The master manipulator of Michigan’s third-largest city, Warren Mayor Jim Fouts, may be at it again.
As Tuesday’s filing deadline for 2019 city candidates expired, the controversial incumbent mayor not only may have paved the way for his re-election, he is working to create an election ballot for other races that could grant him full control of City Hall for another four years.
First, the 76-year-old mayor now conveniently faces a crowded lineup of nine challengers in the upcoming August primary and none of them, except for Councilwoman Kelly Colegio, a former Fouts ally, stands as a potentially serious mayoral contender.
Don’t be surprised if some of those numerous mayoral candidates eventually emerge as well-placed “ringers” – phony candidates designed to water down opposition to the incumbent on a busy ballot. That’s a very old trick in Macomb County politics.
Second, in retrospect, Fouts would not be eligible for re-election this year if a term-limits ballot proposal overwhelmingly approved by city voters in 1998 had not been malignantly altered after the fact. Now, thanks to Fouts maneuvering, he could serve a fifth term, through 2027, until he is well into his 80s.
Ultimate loyalty is goal
Third, within his authoritarian demeanor, Fouts has made it clear for years that he intends to create a City Hall solely beholden to him. After all, when the former city clerk disagreed with Fouts some years ago on the mayor’s silly insistence to officially reduce Fouts’ age by two years, the mayor reportedly erupted in a tantrum, throwing a chair across the clerk’s office.
What’s more, as last Tuesday’s election deadline approached, it seemed that Fouts planned legal maneuvers to knock off the ballot one of his outspoken critics, county Commissioner Andrey Duzyj, who is running for a city clerk vacancy.
The legal claim prepared by one of Fouts’ newest appointees, city attorney Ethan Vinson, said that a county commissioner cannot run for a city office without resigning his current position, which an exasperated Duzyl called “total insanity.” County commissioners have run for numerous public offices in the past, including former Warren mayor Mark Steenbergh. Still, Duzyj plans to fight that ruling rather than roll over and go away.
Also, it should be mentioned that city attorney Vinson’s brother, Nathan Vison, publicly expressed an interest in running to defeat Duzyj for county commissioner for several years, beginning in 2004. Vinson finally ran against Duzyj in 2008 and lost by a 3-1 landslide.
Meanwhile, the woman appointed as the temporary, acting clerk, Sonja Butta, had said repeatedly – including at a public City Council session -- that she had no interest in running for the office. Yet, she suddenly filed to run for the clerk post this week just minutes before Tuesday's deadline.
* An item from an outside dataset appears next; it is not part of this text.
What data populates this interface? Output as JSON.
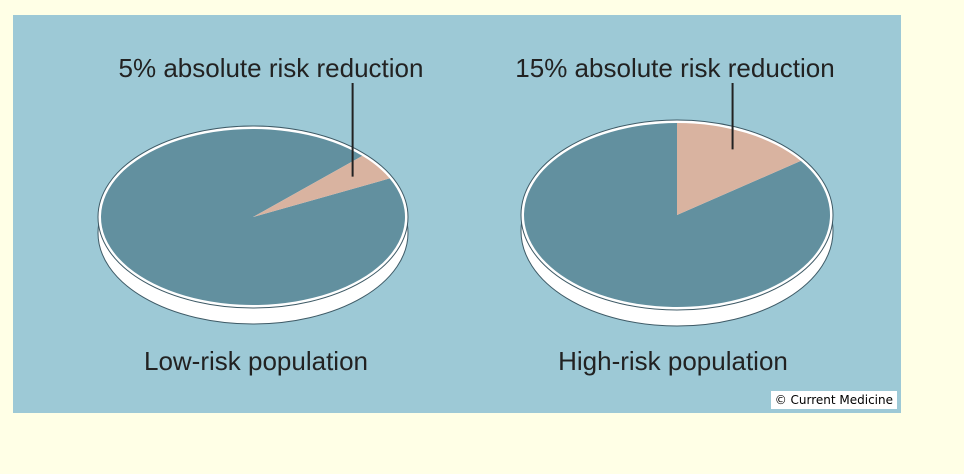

In a city where cutthroat politics is the norm, Warren political observers see Fouts’ fingerprints all over this abrupt alteration of the election campaign landscape.
And finally, let’s be clear: A mayor in nearly any other Michigan city facing Fouts’ long list of controversies -- with a string of secretly recorded audio tapes revealing his virulent discrimination against blacks, senior citizens, handicapped children and battered women – would face practically zero chance of receiving forgiveness from the voters.
Beyond all of this, the mayor dodged a bullet when former state senator Steve Bieda of Warren brushed aside numerous attempts by voters and political activists to convince him to challenge Fouts.
Yet, the mayor is still not satisfied. He wants complete control of City Hall – the council, city clerk and treasurer.
Above all else, as in past election years, Fouts will play a major role – much of it behind the scenes -- in trying to assure that the council majority remains in his hands -- and for good reason.
Tight grip on council
His stranglehold on the current council let him avoid censure – or worse – after the first audio tapes emerged in December 2016. Outspoken Warren residents demanded Fouts’ resignation, with threats of a recall drive aimed at the mayor if he refused to exit.
But the council placed the matter on the shelf and Fouts continued to survive, even as more tapes surfaced. Fouts has consistently claimed that it is not his voice on those ugly audio recordings, but surely every member of council recognizes that distinctive voice as that of the city’s mayor.
In those various tapes, the mayor has used the N-word and referred to blacks as chimpanzees; said that handicapped children -- “retards” -- should be locked in cages or euthanized; called older women “dried-up c*nts;” complained that the treatment he received from the press was like being raped; suggested that a U.S. senator with a developmentally disabled daughter should have had the “mongoloid” child aborted; marveled at how easy it is to secure a 16-year-old prostitute in the Netherlands; and labeled homosexuals as “fags.”
And yet, somehow, some way, virtually no one who is a veteran of Warren politics, including those Fouts critics who were convinced his days were numbered two years ago, would bet big money against the mayor surviving the November election.
So it goes in the weird world of Warren’s election warfare.